All this to say I think being as specific as possible is beneficial. If you have to put things in writing to your MW or DH then you might want to do so.
Maybe if it's even a list of "I like" or "I don't like" so it's not confrontational.
I don't think an assistant is a must have based on my HB. But I think it might be something your MW feels is a must for her, so may be worth talking over with her more.
I put things in writing to my dh that I knew I didn't want happening during labor so that he'd know in advance.

Also I am very shy and hate the internal exams etc. as well. But I've noticed during labor (all four of them) that feeling does go away for me. The focus is on other things. Not saying that would be the case for you. The birth I felt maybe most uncomfortable with at first was my HB but once I got into that "holy crap this freaking hurts" all I wanted was to get the baby out.

I wish you much luck.
post #88 of 88
Quote:
Originally Posted by ARG2003 View Post
Upon reading the biographical information from the patient, I believe the midwife should have addressed this immediately. She should have spent time discussing what happens at visits ordinarily and ask Squid what modifications she would like to have made and discuss it.

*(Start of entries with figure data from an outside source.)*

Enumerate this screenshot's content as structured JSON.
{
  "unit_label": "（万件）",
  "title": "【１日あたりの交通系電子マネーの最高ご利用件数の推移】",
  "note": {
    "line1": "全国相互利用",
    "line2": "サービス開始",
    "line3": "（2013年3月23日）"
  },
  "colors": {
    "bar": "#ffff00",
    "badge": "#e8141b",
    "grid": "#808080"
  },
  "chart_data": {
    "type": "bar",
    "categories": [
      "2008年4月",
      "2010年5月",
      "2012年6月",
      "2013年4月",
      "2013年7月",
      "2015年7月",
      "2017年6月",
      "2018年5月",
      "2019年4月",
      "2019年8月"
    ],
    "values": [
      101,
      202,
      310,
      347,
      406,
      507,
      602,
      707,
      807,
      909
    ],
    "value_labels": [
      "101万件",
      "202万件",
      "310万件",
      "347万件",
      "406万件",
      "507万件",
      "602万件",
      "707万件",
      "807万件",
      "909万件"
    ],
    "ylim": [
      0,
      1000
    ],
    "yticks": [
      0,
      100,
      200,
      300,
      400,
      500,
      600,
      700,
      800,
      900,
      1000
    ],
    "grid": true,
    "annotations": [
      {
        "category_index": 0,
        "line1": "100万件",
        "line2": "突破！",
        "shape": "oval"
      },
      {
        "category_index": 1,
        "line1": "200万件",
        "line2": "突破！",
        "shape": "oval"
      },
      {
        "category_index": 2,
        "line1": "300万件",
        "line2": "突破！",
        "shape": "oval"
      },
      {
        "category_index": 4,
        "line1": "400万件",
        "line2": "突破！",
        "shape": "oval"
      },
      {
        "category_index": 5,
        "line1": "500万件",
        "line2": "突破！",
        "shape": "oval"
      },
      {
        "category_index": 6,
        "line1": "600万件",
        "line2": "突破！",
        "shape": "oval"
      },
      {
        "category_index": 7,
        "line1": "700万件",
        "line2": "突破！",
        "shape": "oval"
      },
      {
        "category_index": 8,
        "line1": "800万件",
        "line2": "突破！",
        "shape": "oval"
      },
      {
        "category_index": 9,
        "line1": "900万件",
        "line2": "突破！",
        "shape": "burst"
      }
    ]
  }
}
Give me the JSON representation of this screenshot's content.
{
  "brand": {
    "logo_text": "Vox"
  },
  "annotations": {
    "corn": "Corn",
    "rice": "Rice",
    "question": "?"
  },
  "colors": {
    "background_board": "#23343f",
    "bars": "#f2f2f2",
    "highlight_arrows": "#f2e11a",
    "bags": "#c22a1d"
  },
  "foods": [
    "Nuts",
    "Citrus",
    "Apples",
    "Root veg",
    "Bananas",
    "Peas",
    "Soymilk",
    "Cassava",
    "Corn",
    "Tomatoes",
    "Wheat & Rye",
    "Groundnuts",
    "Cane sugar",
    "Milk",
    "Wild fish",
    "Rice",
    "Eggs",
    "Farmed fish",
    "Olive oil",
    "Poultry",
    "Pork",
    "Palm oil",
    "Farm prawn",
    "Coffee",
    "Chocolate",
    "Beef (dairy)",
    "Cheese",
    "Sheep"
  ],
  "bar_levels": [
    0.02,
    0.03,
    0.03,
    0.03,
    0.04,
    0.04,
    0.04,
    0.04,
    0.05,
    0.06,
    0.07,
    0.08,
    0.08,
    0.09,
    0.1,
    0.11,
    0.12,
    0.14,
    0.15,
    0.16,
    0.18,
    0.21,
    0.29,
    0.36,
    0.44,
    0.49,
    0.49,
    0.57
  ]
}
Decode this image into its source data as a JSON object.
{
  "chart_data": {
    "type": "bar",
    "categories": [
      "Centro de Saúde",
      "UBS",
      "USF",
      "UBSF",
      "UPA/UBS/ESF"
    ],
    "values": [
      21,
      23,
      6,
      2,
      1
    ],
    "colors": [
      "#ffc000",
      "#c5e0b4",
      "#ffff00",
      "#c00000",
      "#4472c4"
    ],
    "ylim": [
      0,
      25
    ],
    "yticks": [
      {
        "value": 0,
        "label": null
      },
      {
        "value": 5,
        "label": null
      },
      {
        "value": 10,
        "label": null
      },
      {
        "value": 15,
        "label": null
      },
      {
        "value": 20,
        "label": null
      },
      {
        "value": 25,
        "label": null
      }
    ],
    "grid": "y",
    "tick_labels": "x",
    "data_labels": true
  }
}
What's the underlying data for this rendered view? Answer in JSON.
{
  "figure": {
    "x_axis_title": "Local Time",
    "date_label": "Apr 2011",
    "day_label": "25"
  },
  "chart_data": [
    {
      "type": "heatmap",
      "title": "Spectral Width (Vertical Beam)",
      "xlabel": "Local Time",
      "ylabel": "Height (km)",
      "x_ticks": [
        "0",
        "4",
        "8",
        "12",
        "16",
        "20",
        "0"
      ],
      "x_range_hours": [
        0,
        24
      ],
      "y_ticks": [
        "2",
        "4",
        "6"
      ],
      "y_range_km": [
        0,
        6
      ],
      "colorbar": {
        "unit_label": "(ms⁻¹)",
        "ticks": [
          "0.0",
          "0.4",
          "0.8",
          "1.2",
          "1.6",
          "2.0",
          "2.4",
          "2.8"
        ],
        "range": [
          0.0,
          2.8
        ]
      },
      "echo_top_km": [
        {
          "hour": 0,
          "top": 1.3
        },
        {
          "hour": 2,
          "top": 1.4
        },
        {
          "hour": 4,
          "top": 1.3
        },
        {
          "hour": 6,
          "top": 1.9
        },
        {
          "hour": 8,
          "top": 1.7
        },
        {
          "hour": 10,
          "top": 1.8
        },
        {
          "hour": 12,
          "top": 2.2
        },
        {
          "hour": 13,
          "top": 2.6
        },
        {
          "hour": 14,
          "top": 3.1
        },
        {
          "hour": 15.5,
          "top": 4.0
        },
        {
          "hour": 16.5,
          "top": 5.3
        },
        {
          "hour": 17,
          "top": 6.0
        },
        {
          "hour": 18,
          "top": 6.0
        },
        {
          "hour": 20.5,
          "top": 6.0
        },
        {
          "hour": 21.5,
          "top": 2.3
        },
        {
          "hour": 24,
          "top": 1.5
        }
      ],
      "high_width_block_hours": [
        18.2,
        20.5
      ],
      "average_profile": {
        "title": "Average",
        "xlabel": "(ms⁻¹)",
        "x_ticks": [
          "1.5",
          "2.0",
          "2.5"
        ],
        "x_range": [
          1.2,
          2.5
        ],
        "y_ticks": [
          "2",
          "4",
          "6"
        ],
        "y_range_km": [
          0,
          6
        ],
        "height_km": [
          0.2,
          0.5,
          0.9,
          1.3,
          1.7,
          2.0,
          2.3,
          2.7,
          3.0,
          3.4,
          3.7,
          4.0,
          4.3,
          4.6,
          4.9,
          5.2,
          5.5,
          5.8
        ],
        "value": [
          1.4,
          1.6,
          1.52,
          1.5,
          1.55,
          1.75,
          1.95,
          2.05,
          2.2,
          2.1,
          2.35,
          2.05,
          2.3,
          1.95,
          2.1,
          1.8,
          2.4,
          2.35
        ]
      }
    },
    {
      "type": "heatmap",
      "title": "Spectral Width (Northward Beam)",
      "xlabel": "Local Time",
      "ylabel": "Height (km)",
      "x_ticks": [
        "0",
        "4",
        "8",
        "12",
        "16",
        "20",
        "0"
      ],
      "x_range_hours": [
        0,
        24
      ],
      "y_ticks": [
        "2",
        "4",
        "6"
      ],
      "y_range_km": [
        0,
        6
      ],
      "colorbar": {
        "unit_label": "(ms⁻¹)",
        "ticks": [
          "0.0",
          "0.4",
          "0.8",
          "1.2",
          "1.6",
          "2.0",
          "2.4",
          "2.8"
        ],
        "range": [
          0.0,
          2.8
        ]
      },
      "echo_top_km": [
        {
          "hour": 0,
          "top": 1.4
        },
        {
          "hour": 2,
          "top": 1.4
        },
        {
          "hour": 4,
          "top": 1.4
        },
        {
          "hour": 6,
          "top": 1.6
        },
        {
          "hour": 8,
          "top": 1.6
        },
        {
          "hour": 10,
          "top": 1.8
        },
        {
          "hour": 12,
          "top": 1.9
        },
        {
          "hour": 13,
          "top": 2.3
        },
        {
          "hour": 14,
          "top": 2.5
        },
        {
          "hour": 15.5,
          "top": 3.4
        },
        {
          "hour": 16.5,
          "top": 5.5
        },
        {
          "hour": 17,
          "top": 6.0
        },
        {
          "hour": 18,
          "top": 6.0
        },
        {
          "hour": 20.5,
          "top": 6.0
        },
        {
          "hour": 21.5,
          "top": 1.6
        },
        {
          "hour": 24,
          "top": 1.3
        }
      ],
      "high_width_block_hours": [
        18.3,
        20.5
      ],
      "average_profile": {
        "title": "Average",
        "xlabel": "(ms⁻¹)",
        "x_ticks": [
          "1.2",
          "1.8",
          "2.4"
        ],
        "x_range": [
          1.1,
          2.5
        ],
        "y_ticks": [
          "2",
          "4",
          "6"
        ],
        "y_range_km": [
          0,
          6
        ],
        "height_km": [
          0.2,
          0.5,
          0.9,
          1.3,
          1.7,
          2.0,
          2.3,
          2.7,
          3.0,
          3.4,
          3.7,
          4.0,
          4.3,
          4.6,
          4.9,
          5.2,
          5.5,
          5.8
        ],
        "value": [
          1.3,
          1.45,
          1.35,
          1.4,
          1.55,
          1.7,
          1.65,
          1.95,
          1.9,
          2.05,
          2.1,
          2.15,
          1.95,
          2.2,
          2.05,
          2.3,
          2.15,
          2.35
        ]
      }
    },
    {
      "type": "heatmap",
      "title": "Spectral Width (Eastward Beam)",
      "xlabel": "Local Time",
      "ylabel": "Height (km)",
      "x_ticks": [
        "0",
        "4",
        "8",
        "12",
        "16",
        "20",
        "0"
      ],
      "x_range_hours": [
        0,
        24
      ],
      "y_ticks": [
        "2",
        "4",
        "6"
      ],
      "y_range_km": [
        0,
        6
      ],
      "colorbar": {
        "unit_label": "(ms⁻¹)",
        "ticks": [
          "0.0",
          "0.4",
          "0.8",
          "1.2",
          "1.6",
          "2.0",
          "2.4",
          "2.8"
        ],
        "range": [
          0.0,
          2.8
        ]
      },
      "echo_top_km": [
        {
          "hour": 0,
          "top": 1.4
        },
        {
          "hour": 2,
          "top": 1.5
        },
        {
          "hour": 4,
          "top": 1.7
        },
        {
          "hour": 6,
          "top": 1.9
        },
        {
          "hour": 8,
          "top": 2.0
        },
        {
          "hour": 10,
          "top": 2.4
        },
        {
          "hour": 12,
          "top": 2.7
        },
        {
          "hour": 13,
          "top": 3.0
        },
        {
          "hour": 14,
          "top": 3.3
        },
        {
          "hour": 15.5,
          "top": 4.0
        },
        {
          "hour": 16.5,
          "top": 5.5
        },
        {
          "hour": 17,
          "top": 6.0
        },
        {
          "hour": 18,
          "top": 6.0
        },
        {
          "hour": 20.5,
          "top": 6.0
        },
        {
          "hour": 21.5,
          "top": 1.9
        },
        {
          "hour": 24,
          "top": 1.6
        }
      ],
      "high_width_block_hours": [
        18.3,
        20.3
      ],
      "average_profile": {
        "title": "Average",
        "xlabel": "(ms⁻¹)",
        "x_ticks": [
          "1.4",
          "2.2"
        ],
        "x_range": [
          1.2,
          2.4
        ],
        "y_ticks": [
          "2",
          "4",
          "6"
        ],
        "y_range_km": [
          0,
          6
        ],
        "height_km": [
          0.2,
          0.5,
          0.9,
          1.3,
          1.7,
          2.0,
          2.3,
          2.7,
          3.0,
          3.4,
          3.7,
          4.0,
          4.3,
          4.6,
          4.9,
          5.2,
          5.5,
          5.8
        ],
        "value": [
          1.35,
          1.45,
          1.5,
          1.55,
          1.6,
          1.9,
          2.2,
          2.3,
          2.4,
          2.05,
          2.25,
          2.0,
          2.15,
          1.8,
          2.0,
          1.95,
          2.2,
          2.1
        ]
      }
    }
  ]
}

At best she might offer some information and solutions...
Ah, thanks for this. I appreciate you typing this out - I get it now. That makes sense & I see the difference.

Ironically, my HB MW has been having her asst (a MW apprentice) do the blood pressure, pulse, fetal heart tones & fundal height at the 2 prenatals I've had thus far. Before every single action, she is asking, "Would it be OK if I did XYZ now?" "Could I do XYZ now?'

Honestly, it's a little annoying! I thought I was being petty in feeling irritated by it - but now that I think about it, I realize - it makes me uncomfortable! It makes me uncomfortable because it makes it like it is all A BIG DEAL. I'm used to the hospital-based CNMs I saw with my 1st PG where it was just implied, "OK, let's listen to baby now." No question asked. Just get up on the table, lay down, pull your shirt up & your pants down.

& while, technically, it could be considered "rude" to not ASK permission, the thing is, they already have my blanket permission for those basic things (fetal HT & fundal height at every prenatal.) I've already given my permission by walking into the exam room & having chosen them as my care providers. So asking permission again seems superfluous & unnecessary, but what's more, seems to add tension to the room for me.

The attitude of assumption the CNMs had strikes me as more casual, relaxed, laid-back, no big deal. Like "This is what we're here to do, we chat a bit first, once you have no other Qs, then this is what we do next, so let's go." It feels more relaxed to me that way, more comfortable.